In Wole Soyinka’s 1959 play The Lion and the Jewel, the chieftain of the village, Baroka, has a conflict with Lakunle, the area schoolteacher.
On one level, both are fighting for the affection of Sidi, an exceptionally beautiful village woman known as “the jewel.” Even in a time and culture when men often took more than one wife, Sidi is someone worth fighting for--apart from her beauty, the fact that the village reveres her (she’s almost like a celebrity) appeals to both men because having her as a wife would boost their prestige among their neighbors.
This is particularly important to Baroka because, at age 63, he is suddenly insecure; his village is rapidly changing and its new modern culture holds no respect for his authority and knowledge. Lakunle, an individual excited about modernizing the town at whatever cost, exemplifies this new threat. If Lakunle beats Baroka in the fight for Sidi’s love, it will be yet another slap in the face for a man who is slowly losing everything.
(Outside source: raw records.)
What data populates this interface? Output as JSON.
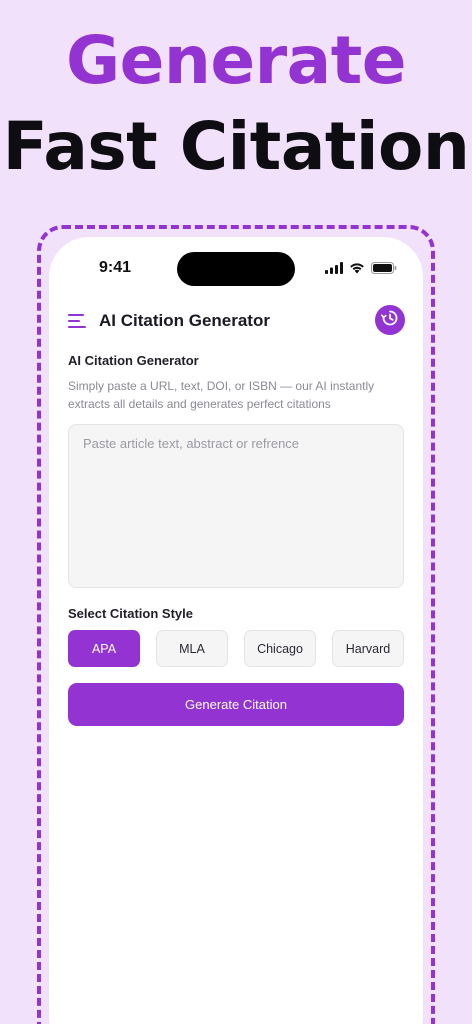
{
  "hero": {
    "line1": "Generate",
    "line2": "Fast Citation"
  },
  "status_bar": {
    "time": "9:41"
  },
  "header": {
    "title": "AI Citation Generator"
  },
  "section": {
    "title": "AI Citation Generator",
    "description": "Simply paste a URL, text, DOI, or ISBN — our AI instantly extracts all details and generates perfect citations"
  },
  "input": {
    "placeholder": "Paste article text, abstract or refrence",
    "value": ""
  },
  "citation_style": {
    "label": "Select Citation Style",
    "options": [
      "APA",
      "MLA",
      "Chicago",
      "Harvard"
    ],
    "selected": "APA"
  },
  "generate_button": {
    "label": "Generate Citation"
  },
  "colors": {
    "accent": "#9233d2",
    "background": "#f2e1fb",
    "hero_dark": "#0d0d12"
  },
  "icons": [
    "menu-icon",
    "history-icon",
    "signal-icon",
    "wifi-icon",
    "battery-icon"
  ]
}
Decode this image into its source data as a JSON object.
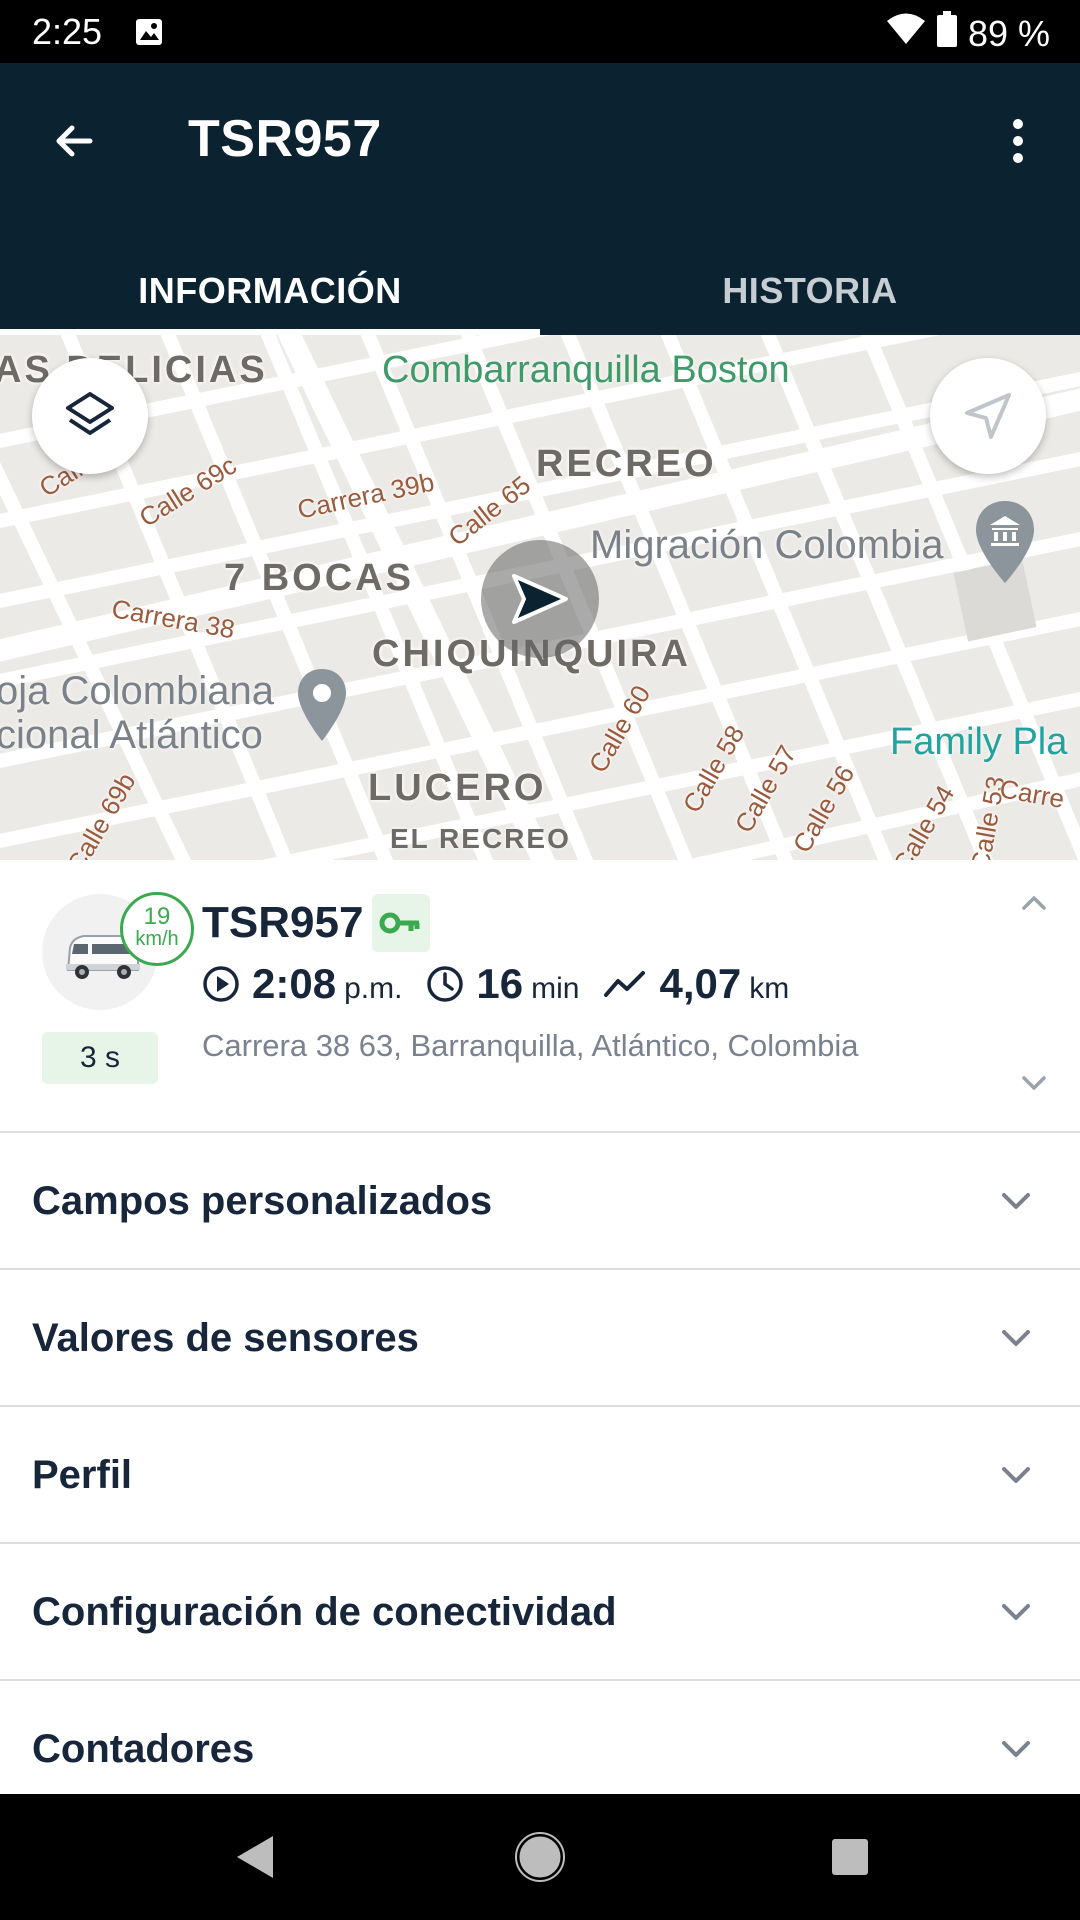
{
  "status_bar": {
    "time": "2:25",
    "battery": "89 %"
  },
  "app_bar": {
    "title": "TSR957"
  },
  "tabs": [
    {
      "label": "INFORMACIÓN",
      "selected": true
    },
    {
      "label": "HISTORIA",
      "selected": false
    }
  ],
  "map": {
    "neighborhoods": [
      "AS DELICIAS",
      "RECREO",
      "7 BOCAS",
      "CHIQUINQUIRA",
      "LUCERO",
      "EL RECREO"
    ],
    "streets": [
      "Calle 69d",
      "Calle 69c",
      "Carrera 39b",
      "Calle 65",
      "Carrera 38",
      "Calle 60",
      "Calle 58",
      "Calle 57",
      "Calle 56",
      "Calle 54",
      "Calle 53",
      "Calle 69b",
      "Carre"
    ],
    "pois": [
      "Combarranquilla Boston",
      "Migración Colombia",
      "oja Colombiana",
      "cional Atlántico",
      "Family Pla"
    ]
  },
  "vehicle": {
    "name": "TSR957",
    "speed_value": "19",
    "speed_unit": "km/h",
    "age": "3 s",
    "time_value": "2:08",
    "time_unit": "p.m.",
    "duration_value": "16",
    "duration_unit": "min",
    "distance_value": "4,07",
    "distance_unit": "km",
    "address": "Carrera 38 63, Barranquilla, Atlántico, Colombia"
  },
  "sections": [
    {
      "label": "Campos personalizados"
    },
    {
      "label": "Valores de sensores"
    },
    {
      "label": "Perfil"
    },
    {
      "label": "Configuración de conectividad"
    },
    {
      "label": "Contadores"
    }
  ],
  "colors": {
    "app_bar": "#0b2230",
    "accent_green": "#3aa94f",
    "text_dark": "#17263a",
    "text_muted": "#7a8290"
  }
}
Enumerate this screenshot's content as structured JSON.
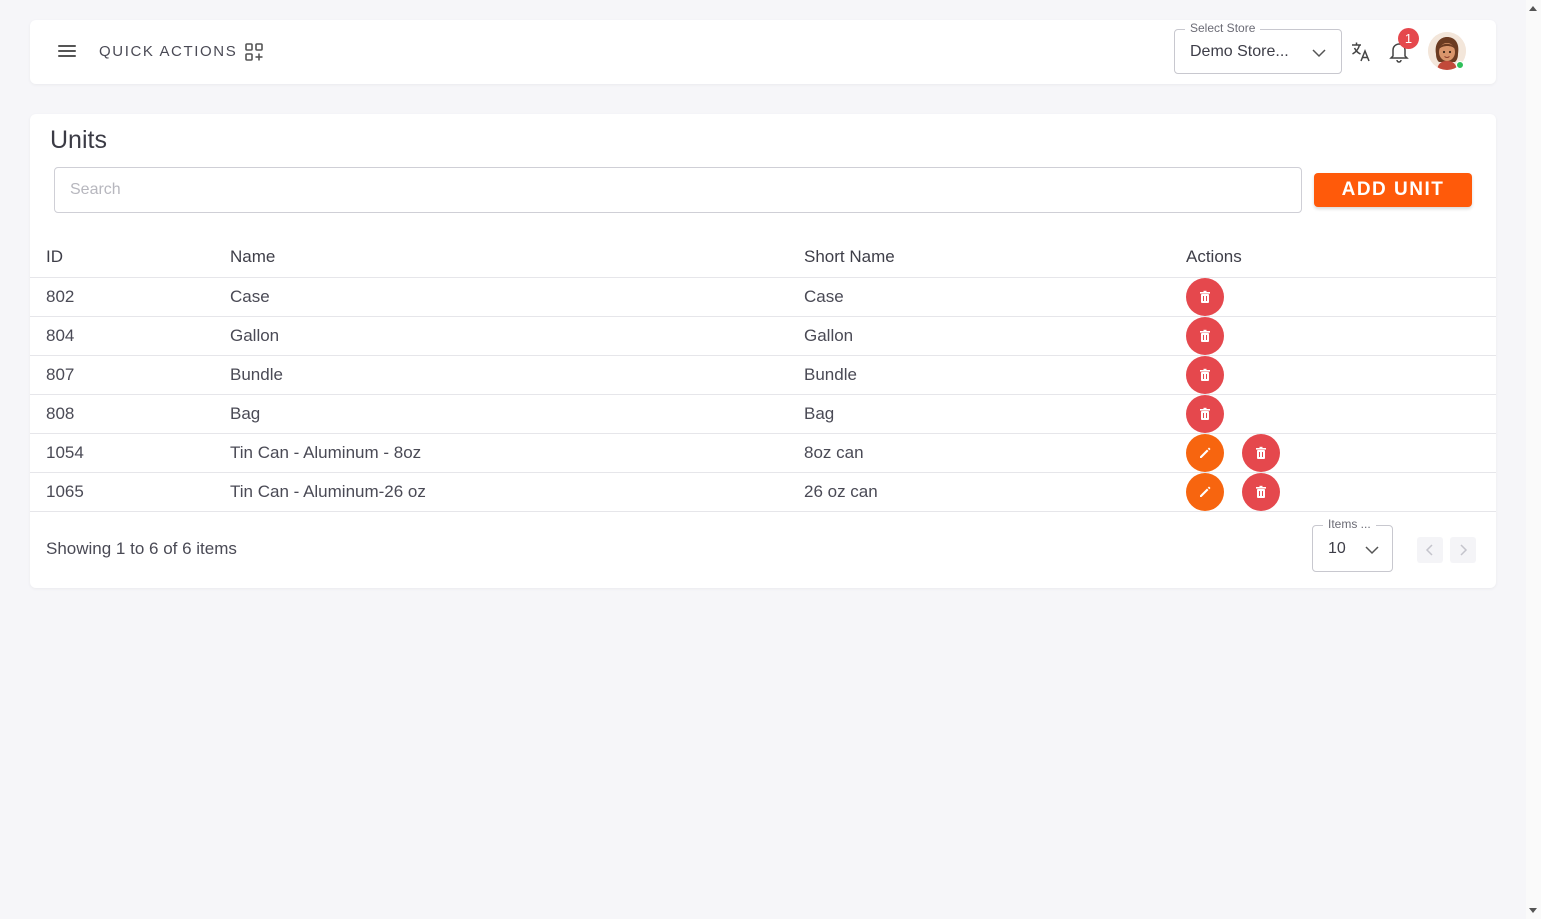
{
  "topbar": {
    "quick_actions_label": "QUICK ACTIONS",
    "store_select_label": "Select Store",
    "store_select_value": "Demo Store...",
    "notification_count": "1"
  },
  "icons": {
    "menu": "hamburger-menu-icon",
    "quick_actions": "grid-plus-icon",
    "translate": "translate-icon",
    "notifications": "bell-icon",
    "edit": "pencil-icon",
    "delete": "trash-icon"
  },
  "colors": {
    "accent": "#ff5a0a",
    "edit": "#f7650f",
    "delete": "#e5484d",
    "online": "#2fbf5a"
  },
  "main": {
    "title": "Units",
    "search_placeholder": "Search",
    "add_button_label": "ADD UNIT",
    "table": {
      "headers": [
        "ID",
        "Name",
        "Short Name",
        "Actions"
      ],
      "rows": [
        {
          "id": "802",
          "name": "Case",
          "short_name": "Case",
          "editable": false
        },
        {
          "id": "804",
          "name": "Gallon",
          "short_name": "Gallon",
          "editable": false
        },
        {
          "id": "807",
          "name": "Bundle",
          "short_name": "Bundle",
          "editable": false
        },
        {
          "id": "808",
          "name": "Bag",
          "short_name": "Bag",
          "editable": false
        },
        {
          "id": "1054",
          "name": "Tin Can - Aluminum - 8oz",
          "short_name": "8oz can",
          "editable": true
        },
        {
          "id": "1065",
          "name": "Tin Can - Aluminum-26 oz",
          "short_name": "26 oz can",
          "editable": true
        }
      ]
    },
    "footer": {
      "showing_text": "Showing 1 to 6 of 6 items",
      "items_label": "Items ...",
      "items_value": "10"
    }
  }
}
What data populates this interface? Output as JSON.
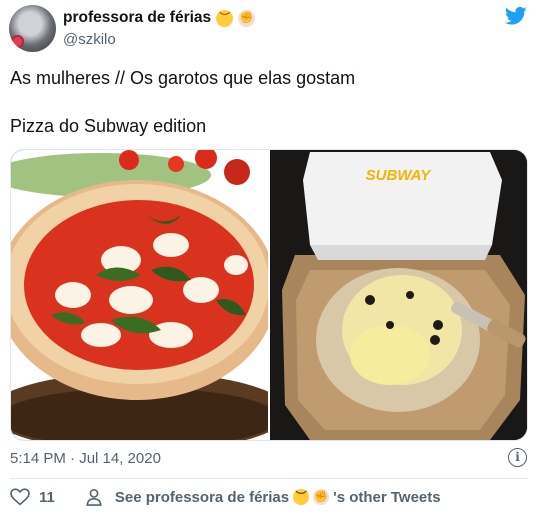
{
  "author": {
    "display_name": "professora de férias",
    "handle": "@szkilo",
    "emojis": [
      "sad-face-emoji",
      "raised-fist-emoji"
    ]
  },
  "tweet": {
    "line1": "As mulheres // Os garotos que elas gostam",
    "line2": "Pizza do Subway edition"
  },
  "media": {
    "left_image": "margherita-pizza-photo",
    "right_image": "subway-pizza-photo",
    "box_brand": "SUBWAY"
  },
  "meta": {
    "timestamp": "5:14 PM · Jul 14, 2020"
  },
  "footer": {
    "likes": "11",
    "see_prefix": "See professora de férias",
    "see_suffix": "'s other Tweets"
  },
  "colors": {
    "twitter_blue": "#1da1f2",
    "muted_text": "#536471"
  }
}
Through the conflict, Soyinka illustrates the forces shaping Nigeria in the mid 20th century. Baroka represents Nigeria’s traditional values, which were often brutally suppressed by European colonists. During centuries of unjust treatment, Nigerians held strong to their traditional values, despite fear of persecution and death. However, at the time of The Lion and the Jewel, many native Nigerians considered the value of adopting some Western and European traditions, and the country rapidly modernized. The city, instead of the small village, became the norm. Baroka represents these traditional values, and Sidi represents the surge of modernity. On a small scale, they’re fighting over Sidi, but on a much larger scale, Soyinka’s The Lion and the Jewel illustrates the struggle for the future of the African continent--will tradition or modernization win?